Intervention de Jean-Louis Bourlanges

Réunion du mercredi 28 novembre 2018 à 10h00
Commission spéciale chargée d'examiner le projet de loi habilitant le gouvernement à prendre par ordonnance les mesures de préparation au retrait du royaume-uni de l'union européenne

Photo issue du site de l'Assemblée nationale ou de WikipediaJean-Louis Bourlanges, président :

J'ai avec vous, madame la ministre, un désaccord juridique sur l'interprétation de l'article 50. Si les Britanniques décidaient de revenir, seraient-ils fondés à le faire ? Vous avez semblé donner l'impression qu'ils le seraient. Sur le plan politique, cela s'imposerait à nous. Mais, sur le plan juridique, je me rappelle très bien les conditions dans lesquelles avait été discuté l'article 50 lors de la convention établissant le traité constitutionnel européen (TCE) – puisque le traité de Lisbonne ne fait que reprendre la disposition du TCE. Les auteurs de cet article à paternité multiple avaient pour objectif clair d'enfermer ceux qui voudraient sortir de l'Union dans un délai précis et de ne pas les autoriser à dire, vingt-deux mois plus tard : « Finalement, nous revenons », avant de décider au bout de vingt-six mois que, tout compte fait, ils repartaient. Il y a donc un problème mais, comme l'a dit un jour Pascal Lamy, le droit européen, comme la peau des ours, se tire dans tous les sens. Et, politiquement, vous avez raison de dire que si, demain, les Britanniques disaient « Pouce ! On s'est trompé, on revient », le cercle de famille applaudirait à grands cris.

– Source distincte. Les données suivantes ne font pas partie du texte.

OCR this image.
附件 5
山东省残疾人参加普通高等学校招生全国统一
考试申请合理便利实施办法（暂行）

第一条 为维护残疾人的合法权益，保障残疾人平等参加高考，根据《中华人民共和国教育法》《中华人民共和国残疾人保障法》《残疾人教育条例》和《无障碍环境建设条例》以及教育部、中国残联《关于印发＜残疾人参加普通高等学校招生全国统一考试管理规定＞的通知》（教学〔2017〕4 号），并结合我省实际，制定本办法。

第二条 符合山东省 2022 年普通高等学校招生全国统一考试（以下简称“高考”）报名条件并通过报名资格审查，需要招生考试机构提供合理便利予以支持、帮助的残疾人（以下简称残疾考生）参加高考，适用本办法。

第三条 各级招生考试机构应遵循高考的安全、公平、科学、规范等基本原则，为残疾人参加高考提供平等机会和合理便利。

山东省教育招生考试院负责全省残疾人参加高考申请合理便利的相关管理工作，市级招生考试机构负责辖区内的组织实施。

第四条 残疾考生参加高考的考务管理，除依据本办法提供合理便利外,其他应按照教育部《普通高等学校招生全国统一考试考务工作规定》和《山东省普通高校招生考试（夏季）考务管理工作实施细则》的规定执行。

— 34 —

D'autre part, vous avez donné, comme de manière incidente, à la fin de vos réponses, une indication qui n'a rien d'anodin : les délais de ratification risquent d'être un peu allongés. Nous n'allons pas engager maintenant une discussion sur les délais de ratification, mais je rappelle que depuis la révision constitutionnelle de 2008, le Parlement a un droit d'amendement sur le contenu des ordonnances. Comme vous avez aussi mentionné que les mesures prises seraient des mesures temporaires, nous souhaitons que la combinaison de ce caractère temporaire et de l'allongement du délai avant la ratification n'aboutisse pas à neutraliser la portée du droit d'amendement. Mais je crois que tout cela ne posera pas de problème.

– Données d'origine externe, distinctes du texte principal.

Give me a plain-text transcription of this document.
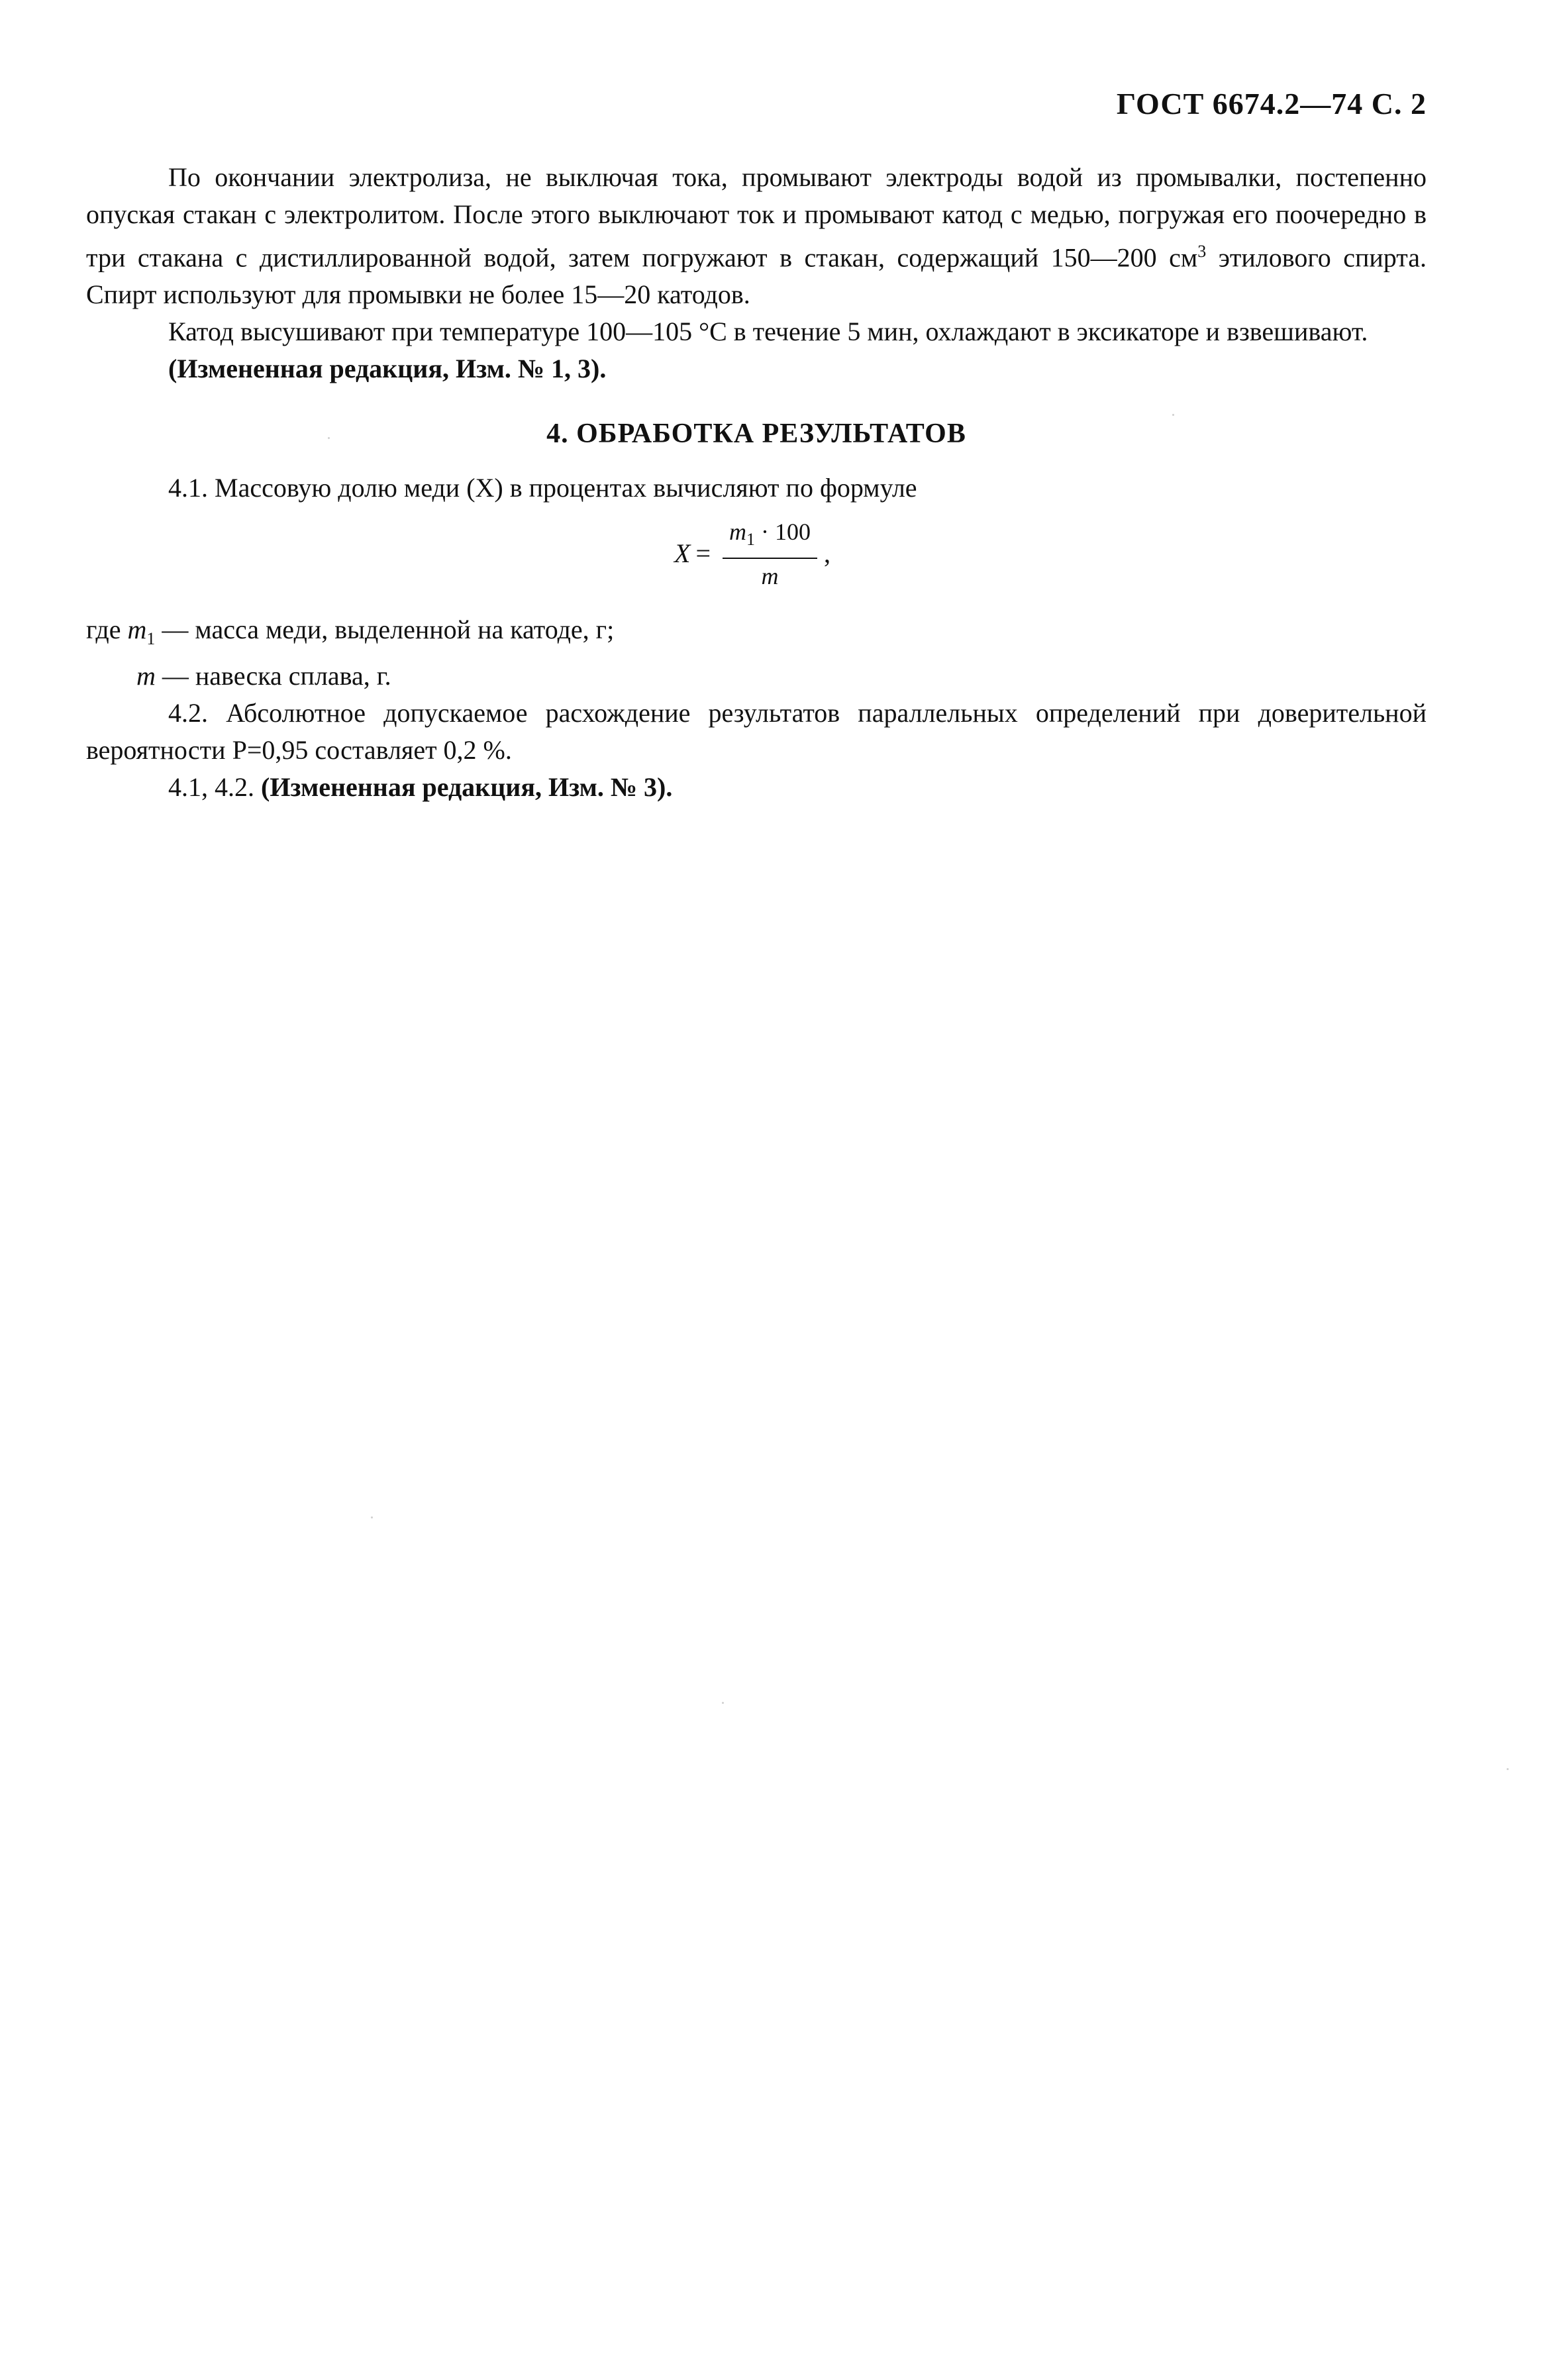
ГОСТ 6674.2—74 С. 2

По окончании электролиза, не выключая тока, промывают электроды водой из промывалки, постепенно опуская стакан с электролитом. После этого выключают ток и промывают катод с медью, погружая его поочередно в три стакана с дистиллированной водой, затем погружают в стакан, содержащий 150—200 $см^3$ этилового спирта. Спирт используют для промывки не более 15—20 катодов.

Катод высушивают при температуре 100—105 °С в течение 5 мин, охлаждают в эксикаторе и взвешивают.

(Измененная редакция, Изм. № 1, 3).

4. ОБРАБОТКА РЕЗУЛЬТАТОВ

4.1. Массовую долю меди (X) в процентах вычисляют по формуле

$X = \frac{m_1 \cdot 100}{m}$ ,

где $m_1$ — масса меди, выделенной на катоде, г;

m — навеска сплава, г.

4.2. Абсолютное допускаемое расхождение результатов параллельных определений при доверительной вероятности P=0,95 составляет 0,2 %.

4.1, 4.2. (Измененная редакция, Изм. № 3).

Enfin, je rappelle à ceux qui s'inquiètent légitimement du processus en cours, ou qui s'interrogent à juste titre sur l'avenir des fonctionnaires européens, que nous recevrons mardi prochain M. Jean-Claude Juncker, le président de la Commission européenne.

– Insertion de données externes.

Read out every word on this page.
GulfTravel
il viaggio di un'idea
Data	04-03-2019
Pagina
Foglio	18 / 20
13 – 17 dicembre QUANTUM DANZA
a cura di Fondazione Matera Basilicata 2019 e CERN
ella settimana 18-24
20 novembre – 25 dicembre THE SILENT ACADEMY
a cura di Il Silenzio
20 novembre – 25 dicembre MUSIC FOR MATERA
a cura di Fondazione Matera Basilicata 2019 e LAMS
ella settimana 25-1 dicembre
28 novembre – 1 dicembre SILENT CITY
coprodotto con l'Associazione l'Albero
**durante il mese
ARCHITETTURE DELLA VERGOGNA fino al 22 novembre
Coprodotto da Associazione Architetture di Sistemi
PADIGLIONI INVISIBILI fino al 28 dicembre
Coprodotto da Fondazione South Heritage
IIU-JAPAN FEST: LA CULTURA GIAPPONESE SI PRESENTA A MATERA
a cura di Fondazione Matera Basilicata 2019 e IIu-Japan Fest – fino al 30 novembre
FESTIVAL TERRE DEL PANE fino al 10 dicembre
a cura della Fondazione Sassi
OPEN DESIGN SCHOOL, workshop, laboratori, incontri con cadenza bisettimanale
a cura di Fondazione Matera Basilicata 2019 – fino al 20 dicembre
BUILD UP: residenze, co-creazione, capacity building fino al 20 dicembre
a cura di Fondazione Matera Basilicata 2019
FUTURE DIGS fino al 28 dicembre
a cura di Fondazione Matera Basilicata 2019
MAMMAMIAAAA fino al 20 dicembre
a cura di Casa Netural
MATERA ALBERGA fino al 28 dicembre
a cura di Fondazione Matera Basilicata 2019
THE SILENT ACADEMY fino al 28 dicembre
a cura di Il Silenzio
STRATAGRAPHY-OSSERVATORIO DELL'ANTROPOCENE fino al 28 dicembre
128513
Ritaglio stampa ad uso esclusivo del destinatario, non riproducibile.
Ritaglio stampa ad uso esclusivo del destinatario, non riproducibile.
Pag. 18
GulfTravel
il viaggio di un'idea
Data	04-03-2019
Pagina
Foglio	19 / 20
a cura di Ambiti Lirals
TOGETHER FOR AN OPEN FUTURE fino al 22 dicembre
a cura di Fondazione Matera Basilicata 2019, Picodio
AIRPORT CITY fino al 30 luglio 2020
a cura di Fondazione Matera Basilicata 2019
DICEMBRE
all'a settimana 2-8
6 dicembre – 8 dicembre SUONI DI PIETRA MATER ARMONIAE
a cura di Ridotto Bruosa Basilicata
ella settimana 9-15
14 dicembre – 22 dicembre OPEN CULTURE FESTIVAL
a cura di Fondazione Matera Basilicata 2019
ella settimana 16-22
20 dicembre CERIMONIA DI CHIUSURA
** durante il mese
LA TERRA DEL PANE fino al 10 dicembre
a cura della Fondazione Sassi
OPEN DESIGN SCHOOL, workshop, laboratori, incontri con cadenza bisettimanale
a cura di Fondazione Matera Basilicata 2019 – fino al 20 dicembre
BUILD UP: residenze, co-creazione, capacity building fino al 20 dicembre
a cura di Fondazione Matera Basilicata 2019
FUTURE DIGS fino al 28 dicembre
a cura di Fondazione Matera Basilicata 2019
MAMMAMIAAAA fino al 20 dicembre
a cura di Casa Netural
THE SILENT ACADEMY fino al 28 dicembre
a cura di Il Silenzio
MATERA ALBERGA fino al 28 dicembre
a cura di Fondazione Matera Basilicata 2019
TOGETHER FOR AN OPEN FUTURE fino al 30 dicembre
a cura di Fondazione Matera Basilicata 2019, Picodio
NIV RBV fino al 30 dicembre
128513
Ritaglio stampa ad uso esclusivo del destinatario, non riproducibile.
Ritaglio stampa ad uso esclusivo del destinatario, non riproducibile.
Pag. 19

Je vous remercie très chaleureusement, madame la ministre, pour la précision et la qualité de vos réponses et pour la disponibilité dont vous avez fait preuve. Cet échange a été extrêmement fructueux et je me réjouis que, quelles que soient nos opinions respectives, le Gouvernement et les membres de la commission spéciale aient en commun la conscience aigüe de la gravité de l'enjeu. La sortie du Royaume-Uni de l'Union européenne est une épreuve redoutable pour tous, et pas seulement pour les Britanniques. Loin de nous, donc, toute Schadenfreude, toute joie mauvaise à l'idée du malheur d'autrui. En réalité, les Britanniques, s'ils sortent de l'Union dans de mauvaises conditions, en subiront des conséquences très lourdes, mais les conséquences d'une mauvaise séparation seront réelles pour nous également. Rappelons-nous les mots du général de Gaulle : « La vie est un combat, le succès coûte l'effort, le salut exige la victoire. » Nous sommes dans un combat pour une sortie digne, dans le respect des intérêts de la France ; la conscience de la gravité de l'enjeu habite cette commission spéciale et je m'en réjouis.